Seven quick rants
PRE-S: I’ve got some free time in my consulting schedule. If you want help thinking through a sticky problem, tackling a change, or finding new options to move forward – I’m your guy. Just hit REPLY and let’s make magic happen.
1) It’s annual employee evaluation time – known in some companies as “the third ring of hell.” If this sounds familiar – you have my condolences.
Let me offer a tweak to how these are used. The real goal of employee evaluation is to improve the performance, not to measure the performance.
To do this, the employee must be deeply involved with the evaluation, so they get feedback to improve.
The one who does the measuring learns the most about what’s measured – so wouldn’t you want that to be the employee?
2) Speaking of measurements, I’ll bet you know when someone is objectifying you. Measuring you, comparing you, examining you. We all seem to have a sense of this, which makes normal performance evaluations all the more… icky. Treat people like people (even behind closed doors) and you’ll go a lot farther.
3) Many managers are confused about the true nature of companies. Companies aren’t machines composed of objects, they are systems composed of organisms. Maybe that’s why they are called “organizations” not “machinations.” This is an industrial design way of thinking, and it seems clear that it’s not actually how people work together.
4) The next time you are considering a re-org, remember the old phrase, “The terrain is not the map.” The boxes and lines on your chart are just a mental model (also known as a ‘fantasy’.) It’s not how work gets done, who respects whom, or how information flows. The way people work together isn’t well represented by an org-chart. Trying to fix an organization by changing the org-chart is akin to try to change the terrain by altering the map. It causes a lot of confusion, and people will fight about it, but things won’t be much different.
5) Speaking of change, remember it’s a heck of a lot harder than you think, it takes more time, and it basically sucks. Why? See the second and third rants
6) Inject some silliness into your next meeting. Seriously. Not because it’s fun, but because life is short, and “our work is too important to be taken seriously.” How? Conduct the first 5 minutes in pig-latin. What can it hurt – not much gets done in the first 5 minutes anyway.

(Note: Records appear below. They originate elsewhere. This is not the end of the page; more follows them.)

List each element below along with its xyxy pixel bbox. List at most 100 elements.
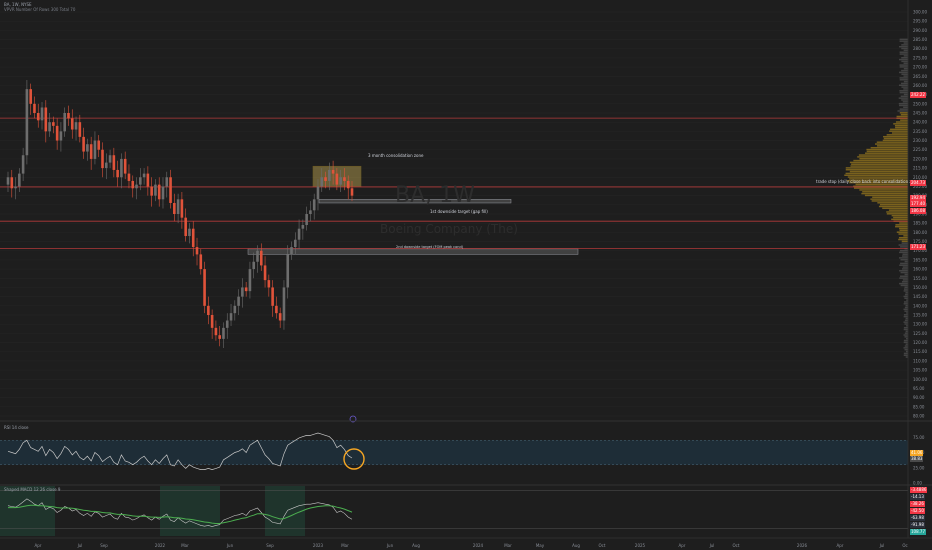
volume-bar bbox=[900, 95, 908, 98]
volume-bar bbox=[903, 88, 908, 90]
volume-bar bbox=[883, 137, 908, 140]
price-chart[interactable]: 300.00 295.00 290.00 285.00 280.00 275.00 270.… bbox=[0, 0, 932, 550]
candle-body bbox=[10, 177, 14, 189]
volume-bar bbox=[862, 191, 908, 193]
candle-body bbox=[67, 113, 70, 119]
volume-bar bbox=[859, 189, 908, 191]
volume-bar bbox=[899, 222, 908, 224]
annotation-consolidation: 3 month consolidation zone bbox=[368, 153, 424, 158]
x-tick-label: 2024 bbox=[473, 543, 484, 548]
y-tick-label: 95.00 bbox=[913, 386, 925, 391]
candle-body bbox=[293, 239, 297, 248]
volume-bar bbox=[901, 44, 908, 46]
candle-body bbox=[184, 217, 187, 237]
x-tick-label: Mar bbox=[504, 543, 512, 548]
x-tick-label: Apr bbox=[679, 543, 686, 548]
volume-bar bbox=[845, 169, 908, 171]
candle-body bbox=[233, 305, 237, 314]
candle-body bbox=[135, 184, 138, 189]
volume-bar bbox=[903, 301, 908, 303]
volume-bar bbox=[900, 284, 908, 287]
y-tick-label: 295.00 bbox=[913, 19, 927, 24]
volume-bar bbox=[901, 82, 908, 85]
indicator-header[interactable]: VPVR Number Of Rows 300 Total 70 bbox=[4, 7, 75, 12]
volume-bar bbox=[903, 315, 908, 318]
volume-bar bbox=[903, 314, 908, 316]
candle-body bbox=[142, 173, 146, 178]
y-tick-label: 230.00 bbox=[913, 138, 927, 143]
macd-tag: -3.4886 bbox=[910, 487, 928, 493]
volume-bar bbox=[904, 297, 908, 300]
candle-body bbox=[33, 103, 36, 113]
volume-bar bbox=[875, 143, 908, 145]
volume-bar bbox=[896, 115, 908, 118]
candle-body bbox=[176, 199, 180, 214]
candle-body bbox=[309, 210, 312, 214]
candle-body bbox=[18, 173, 21, 187]
volume-bar bbox=[851, 163, 908, 165]
price-tag: 177.40 bbox=[910, 201, 926, 207]
volume-bar bbox=[894, 124, 908, 127]
candle-body bbox=[29, 89, 32, 104]
volume-bar bbox=[901, 69, 908, 72]
candle-body bbox=[25, 89, 29, 156]
volume-bar bbox=[861, 192, 908, 195]
volume-bar bbox=[904, 273, 908, 276]
volume-bar bbox=[903, 326, 908, 329]
candle-body bbox=[188, 228, 191, 237]
y-tick-label: 135.00 bbox=[913, 313, 927, 318]
candle-body bbox=[157, 184, 161, 200]
volume-bar bbox=[900, 113, 908, 116]
candle-body bbox=[199, 254, 203, 270]
candle-body bbox=[180, 199, 184, 218]
volume-bar bbox=[897, 110, 908, 112]
candle-body bbox=[339, 177, 342, 185]
candle-body bbox=[252, 261, 256, 270]
volume-bar bbox=[899, 79, 908, 81]
candle-body bbox=[139, 177, 142, 185]
y-tick-label: 130.00 bbox=[913, 322, 927, 327]
volume-bar bbox=[899, 251, 908, 254]
volume-bar bbox=[903, 106, 908, 109]
y-tick-label: 160.00 bbox=[913, 267, 927, 272]
candle-body bbox=[70, 118, 74, 130]
candle-body bbox=[52, 122, 55, 126]
volume-bar bbox=[898, 244, 908, 246]
volume-bar bbox=[903, 62, 908, 64]
volume-bar bbox=[904, 336, 908, 338]
volume-bar bbox=[858, 154, 908, 156]
candle-body bbox=[343, 177, 346, 181]
volume-bar bbox=[876, 145, 908, 147]
y-tick-label: 290.00 bbox=[913, 28, 927, 33]
price-tag: 242.22 bbox=[910, 92, 926, 98]
volume-bar bbox=[899, 108, 908, 110]
candle-body bbox=[256, 250, 259, 262]
volume-bar bbox=[903, 295, 908, 298]
volume-bar bbox=[871, 200, 908, 202]
volume-bar bbox=[903, 352, 908, 355]
candle-body bbox=[36, 113, 40, 121]
volume-bar bbox=[898, 102, 908, 105]
volume-bar bbox=[859, 157, 908, 160]
candle-body bbox=[225, 320, 229, 328]
x-tick-label: 2025 bbox=[635, 543, 646, 548]
candle-body bbox=[203, 269, 206, 306]
volume-bar bbox=[903, 55, 908, 57]
candle-body bbox=[150, 186, 153, 196]
target2-zone bbox=[247, 248, 579, 255]
volume-bar bbox=[902, 253, 908, 255]
volume-bar bbox=[901, 99, 908, 101]
volume-bar bbox=[872, 196, 908, 199]
volume-bar bbox=[903, 235, 908, 237]
rsi-label[interactable]: RSI 14 close bbox=[4, 425, 28, 430]
macd-label[interactable]: Shaped MACD 12 26 close 9 bbox=[4, 487, 60, 492]
volume-bar bbox=[902, 255, 908, 257]
x-tick-label: Oct bbox=[733, 543, 740, 548]
candle-body bbox=[346, 180, 350, 189]
y-tick-label: 110.00 bbox=[913, 358, 927, 363]
volume-bar bbox=[899, 64, 908, 66]
candle-body bbox=[259, 250, 263, 266]
volume-bar bbox=[899, 45, 908, 48]
candle-body bbox=[108, 155, 112, 163]
candle-body bbox=[63, 113, 67, 132]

7) “In the country of the blind, the one-eyed man is king.” Or queen, you get the point. Ask yourself, “What am I pretending is true which isn’t?” Now, tell someone else, and laugh about it.
Love the rant about re-orgs – so true that shuffling deck chairs doesn’t normally change anything. I wonder if anyone ever thought about analyzing email from/to/cc/bcc and teams/slack traffic patterns to figure out better org structures?